Henry Ford is mainly famous for one chief accomplishment, the assembly line and the mass produced Model T automobiles and trucks that transformed not only that industry, but many others and the lifestyles of millions of people. But producing cars for everyday use was not his sole focus or passion. Henry Ford grew up as a farmer and was always searching for ideas on how to improve the farming process by easing the burden on the men doing the labor.

While the Ford Motor Company was founded in 1903, Henry Ford himself began experimenting with gasoline powered tractors as early as 1905. However, the rest of the ownership of the company did not want to participate in Ford’s diversionary pursuits. So Henry Ford set out on his own endeavor, funding it privately and hiring his own workers. In 1907, their first design was completed. Called the automobile plow, it was designed and produced by a staff of six hired directly by Henry Ford. The chief engineers on the project were Joseph Galamb and Eugene Farkas.

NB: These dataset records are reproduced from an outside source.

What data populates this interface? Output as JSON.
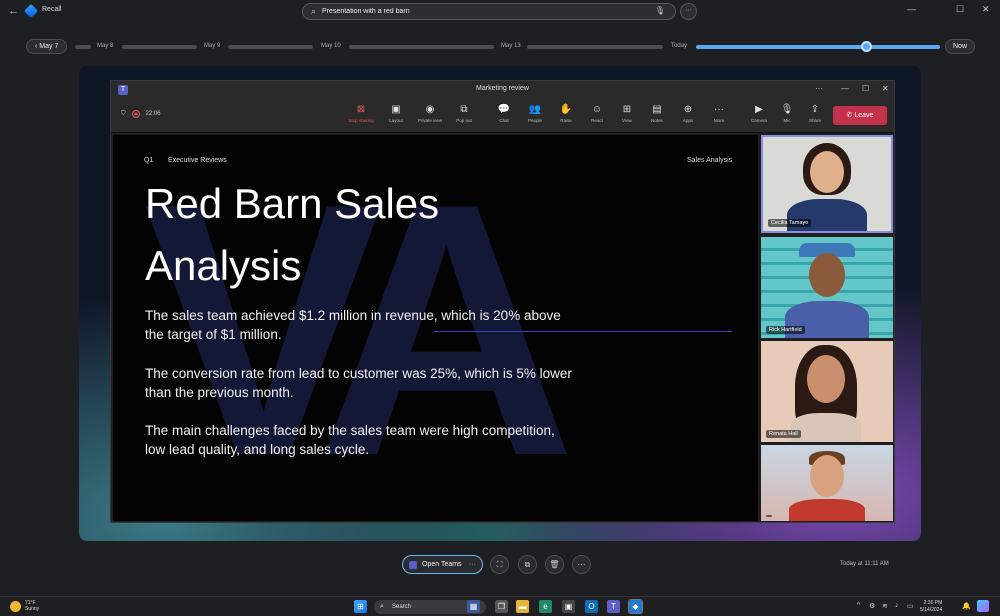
{
  "app": {
    "title": "Recall"
  },
  "search": {
    "value": "Presentation with a red barn"
  },
  "timeline": {
    "current_date": "May 7",
    "labels": [
      "May 8",
      "May 9",
      "May 10",
      "May 13",
      "Today"
    ],
    "now_label": "Now",
    "position": 0.84
  },
  "teams": {
    "window_title": "Marketing review",
    "timer": "22:06",
    "tools": [
      {
        "icon": "stop-sharing-icon",
        "label": "Stop sharing"
      },
      {
        "icon": "layout-icon",
        "label": "Layout"
      },
      {
        "icon": "private-view-icon",
        "label": "Private view"
      },
      {
        "icon": "pop-out-icon",
        "label": "Pop out"
      },
      {
        "icon": "chat-icon",
        "label": "Chat"
      },
      {
        "icon": "people-icon",
        "label": "People"
      },
      {
        "icon": "raise-hand-icon",
        "label": "Raise"
      },
      {
        "icon": "react-icon",
        "label": "React"
      },
      {
        "icon": "view-icon",
        "label": "View"
      },
      {
        "icon": "notes-icon",
        "label": "Notes"
      },
      {
        "icon": "apps-icon",
        "label": "Apps"
      },
      {
        "icon": "more-icon",
        "label": "More"
      },
      {
        "icon": "camera-icon",
        "label": "Camera"
      },
      {
        "icon": "mic-icon",
        "label": "Mic"
      },
      {
        "icon": "share-icon",
        "label": "Share"
      }
    ],
    "leave_label": "Leave"
  },
  "slide": {
    "tag": "Q1",
    "section": "Executive Reviews",
    "right_header": "Sales Analysis",
    "title_line1": "Red Barn Sales",
    "title_line2": "Analysis",
    "para1": "The sales team achieved $1.2 million in revenue, which is 20% above the target of $1 million.",
    "para2": "The conversion rate from lead to customer was 25%, which is 5% lower than the previous month.",
    "para3": "The main challenges faced by the sales team were high competition, low lead quality, and long sales cycle."
  },
  "participants": [
    {
      "name": "Cecilia Tamayo"
    },
    {
      "name": "Rick Hartfield"
    },
    {
      "name": "Renata Hall"
    },
    {
      "name": ""
    }
  ],
  "bottom": {
    "open_teams": "Open Teams",
    "timestamp": "Today at 11:11 AM"
  },
  "taskbar": {
    "temp": "71°F",
    "weather": "Sunny",
    "search": "Search",
    "time": "2:30 PM",
    "date": "5/14/2024"
  },
  "colors": {
    "accent": "#5aa9f0",
    "leave": "#c4314b",
    "teams": "#5b5fc7"
  }
}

This project was originally under the operational name of Henry Ford and Son, which would lately officially become a company in 1917. The tractors were called Fordsons, a merging of the entities company name. The Fordsons would be the first mass produced tractors on the market, just as the Model Ts were the first mass produced vehicles. Henry Ford used many of the techniques and much of the knowledge learned in the automobile business and applied it all towards the tractors, just as his first automobile plow contained many of the working parts of Ford vehicles.

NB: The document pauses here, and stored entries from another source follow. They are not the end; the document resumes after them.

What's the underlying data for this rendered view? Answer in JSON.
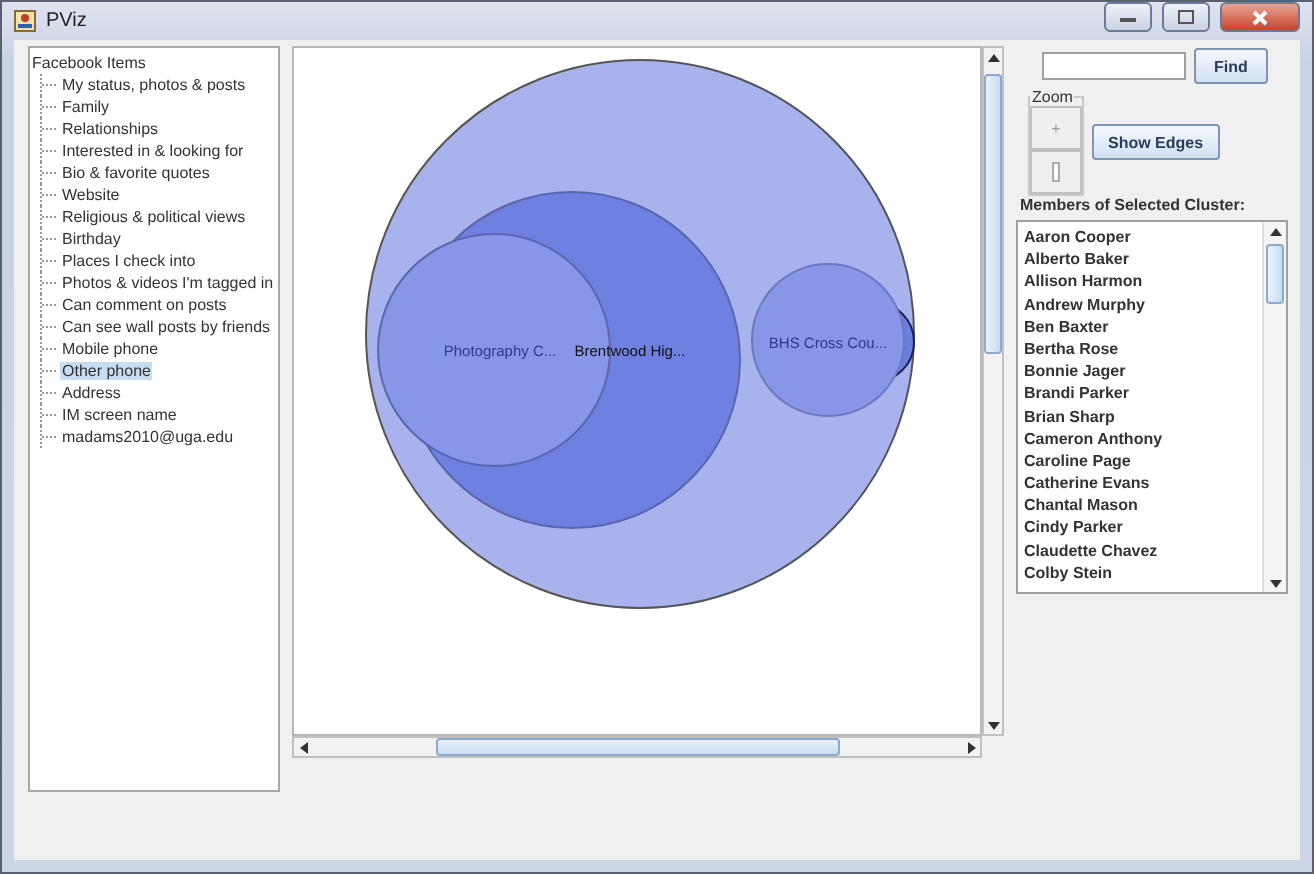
{
  "window": {
    "title": "PViz"
  },
  "tree": {
    "label": "Facebook Items",
    "children": [
      {
        "label": "My status, photos & posts",
        "selected": false
      },
      {
        "label": "Family",
        "selected": false
      },
      {
        "label": "Relationships",
        "selected": false
      },
      {
        "label": "Interested in & looking for",
        "selected": false
      },
      {
        "label": "Bio & favorite quotes",
        "selected": false
      },
      {
        "label": "Website",
        "selected": false
      },
      {
        "label": "Religious & political views",
        "selected": false
      },
      {
        "label": "Birthday",
        "selected": false
      },
      {
        "label": "Places I check into",
        "selected": false
      },
      {
        "label": "Photos & videos I'm tagged in",
        "selected": false
      },
      {
        "label": "Can comment on posts",
        "selected": false
      },
      {
        "label": "Can see wall posts by friends",
        "selected": false
      },
      {
        "label": "Mobile phone",
        "selected": false
      },
      {
        "label": "Other phone",
        "selected": true
      },
      {
        "label": "Address",
        "selected": false
      },
      {
        "label": "IM screen name",
        "selected": false
      },
      {
        "label": "madams2010@uga.edu",
        "selected": false
      }
    ]
  },
  "clusters": [
    {
      "label": "Photography C...",
      "selected": false
    },
    {
      "label": "Brentwood Hig...",
      "selected": true
    },
    {
      "label": "BHS Cross Cou...",
      "selected": false
    }
  ],
  "search": {
    "button": "Find"
  },
  "zoom": {
    "title": "Zoom",
    "zoom_in": "+"
  },
  "show_edges": "Show Edges",
  "members": {
    "title": "Members of Selected Cluster:",
    "items": [
      "Aaron Cooper",
      "Alberto Baker",
      "Allison Harmon",
      "Andrew Murphy",
      "Ben Baxter",
      "Bertha Rose",
      "Bonnie Jager",
      "Brandi Parker",
      "Brian Sharp",
      "Cameron Anthony",
      "Caroline Page",
      "Catherine Evans",
      "Chantal Mason",
      "Cindy Parker",
      "Claudette Chavez",
      "Colby Stein"
    ]
  }
}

The first line of Fordson tractors to reach the market on a large and functional scale was the Fordson Model F tractors. In 1918 the Henry Ford and Son Fordsons were being produced in the thousands to meet a massive contract sent from the British government during World War I. This cemented the Fordson tractor name and status and by 1923, the Fordson tractor line maintained a behemoth 77% market share.

Before that however, it was in 1920 that the Henry Ford and Son Company was brought into the Ford Motor Company. At this point, Henry Ford had achieved full ownership status within the Ford company and no longer had to keep his tractor business separate. Despite that fact that the two companies merged together, the Fordson name of the tractors themselves were kept.

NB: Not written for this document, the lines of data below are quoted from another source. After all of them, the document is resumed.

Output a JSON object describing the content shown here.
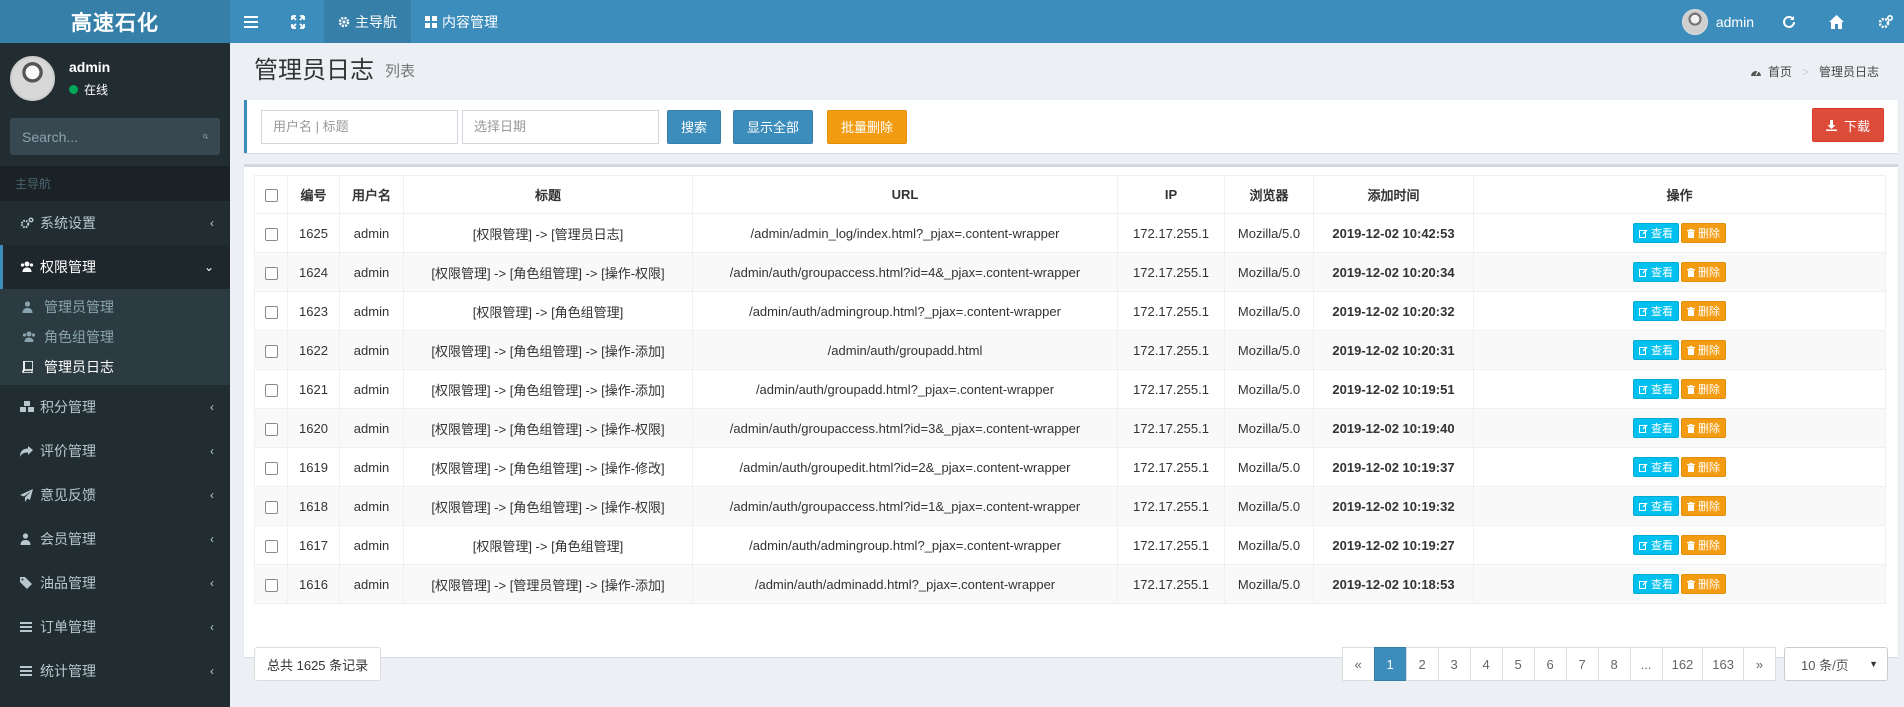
{
  "app": {
    "logo": "高速石化"
  },
  "topnav": {
    "main_nav": "主导航",
    "content_mgmt": "内容管理",
    "user": "admin"
  },
  "sidebar": {
    "user_name": "admin",
    "status": "在线",
    "search_placeholder": "Search...",
    "header": "主导航",
    "menu": {
      "system": "系统设置",
      "auth": "权限管理",
      "auth_sub": {
        "admin": "管理员管理",
        "group": "角色组管理",
        "log": "管理员日志"
      },
      "points": "积分管理",
      "review": "评价管理",
      "feedback": "意见反馈",
      "member": "会员管理",
      "fuel": "油品管理",
      "order": "订单管理",
      "stats": "统计管理"
    }
  },
  "page": {
    "title": "管理员日志",
    "subtitle": "列表",
    "breadcrumb_home": "首页",
    "breadcrumb_current": "管理员日志"
  },
  "toolbar": {
    "user_placeholder": "用户名 | 标题",
    "date_placeholder": "选择日期",
    "search": "搜索",
    "show_all": "显示全部",
    "batch_delete": "批量删除",
    "download": "下载"
  },
  "table": {
    "headers": {
      "id": "编号",
      "user": "用户名",
      "title": "标题",
      "url": "URL",
      "ip": "IP",
      "browser": "浏览器",
      "time": "添加时间",
      "ops": "操作"
    },
    "view_label": "查看",
    "delete_label": "删除",
    "rows": [
      {
        "id": "1625",
        "user": "admin",
        "title": "[权限管理] -> [管理员日志]",
        "url": "/admin/admin_log/index.html?_pjax=.content-wrapper",
        "ip": "172.17.255.1",
        "browser": "Mozilla/5.0",
        "time": "2019-12-02 10:42:53"
      },
      {
        "id": "1624",
        "user": "admin",
        "title": "[权限管理] -> [角色组管理] -> [操作-权限]",
        "url": "/admin/auth/groupaccess.html?id=4&_pjax=.content-wrapper",
        "ip": "172.17.255.1",
        "browser": "Mozilla/5.0",
        "time": "2019-12-02 10:20:34"
      },
      {
        "id": "1623",
        "user": "admin",
        "title": "[权限管理] -> [角色组管理]",
        "url": "/admin/auth/admingroup.html?_pjax=.content-wrapper",
        "ip": "172.17.255.1",
        "browser": "Mozilla/5.0",
        "time": "2019-12-02 10:20:32"
      },
      {
        "id": "1622",
        "user": "admin",
        "title": "[权限管理] -> [角色组管理] -> [操作-添加]",
        "url": "/admin/auth/groupadd.html",
        "ip": "172.17.255.1",
        "browser": "Mozilla/5.0",
        "time": "2019-12-02 10:20:31"
      },
      {
        "id": "1621",
        "user": "admin",
        "title": "[权限管理] -> [角色组管理] -> [操作-添加]",
        "url": "/admin/auth/groupadd.html?_pjax=.content-wrapper",
        "ip": "172.17.255.1",
        "browser": "Mozilla/5.0",
        "time": "2019-12-02 10:19:51"
      },
      {
        "id": "1620",
        "user": "admin",
        "title": "[权限管理] -> [角色组管理] -> [操作-权限]",
        "url": "/admin/auth/groupaccess.html?id=3&_pjax=.content-wrapper",
        "ip": "172.17.255.1",
        "browser": "Mozilla/5.0",
        "time": "2019-12-02 10:19:40"
      },
      {
        "id": "1619",
        "user": "admin",
        "title": "[权限管理] -> [角色组管理] -> [操作-修改]",
        "url": "/admin/auth/groupedit.html?id=2&_pjax=.content-wrapper",
        "ip": "172.17.255.1",
        "browser": "Mozilla/5.0",
        "time": "2019-12-02 10:19:37"
      },
      {
        "id": "1618",
        "user": "admin",
        "title": "[权限管理] -> [角色组管理] -> [操作-权限]",
        "url": "/admin/auth/groupaccess.html?id=1&_pjax=.content-wrapper",
        "ip": "172.17.255.1",
        "browser": "Mozilla/5.0",
        "time": "2019-12-02 10:19:32"
      },
      {
        "id": "1617",
        "user": "admin",
        "title": "[权限管理] -> [角色组管理]",
        "url": "/admin/auth/admingroup.html?_pjax=.content-wrapper",
        "ip": "172.17.255.1",
        "browser": "Mozilla/5.0",
        "time": "2019-12-02 10:19:27"
      },
      {
        "id": "1616",
        "user": "admin",
        "title": "[权限管理] -> [管理员管理] -> [操作-添加]",
        "url": "/admin/auth/adminadd.html?_pjax=.content-wrapper",
        "ip": "172.17.255.1",
        "browser": "Mozilla/5.0",
        "time": "2019-12-02 10:18:53"
      }
    ]
  },
  "footer": {
    "total": "总共 1625 条记录",
    "pages": [
      "«",
      "1",
      "2",
      "3",
      "4",
      "5",
      "6",
      "7",
      "8",
      "...",
      "162",
      "163",
      "»"
    ],
    "current_page": "1",
    "per_page": "10 条/页"
  },
  "colors": {
    "primary": "#3c8dbc",
    "sidebar": "#222d32",
    "warning": "#f39c12",
    "danger": "#dd4b39",
    "info": "#00c0ef"
  }
}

Initial models, though effective, were also dangerous. They could be prone to tipping over and could crush the farmer riding them. This was true until 1938 when Harry Ferguson and Henry Ford made an agreement to use Ferguson’s more safe and reliable hitches with Ford’s tractor designs and machinery. The new tractors achieved higher safety rates.

Ford was still making their tractors until 1991, when they began selling their tractor division to Fiat. Under the agreement, Fiat had until the year 2000 to stop using the Ford name and by 1998 they had changed the entire line to New Holland tractors.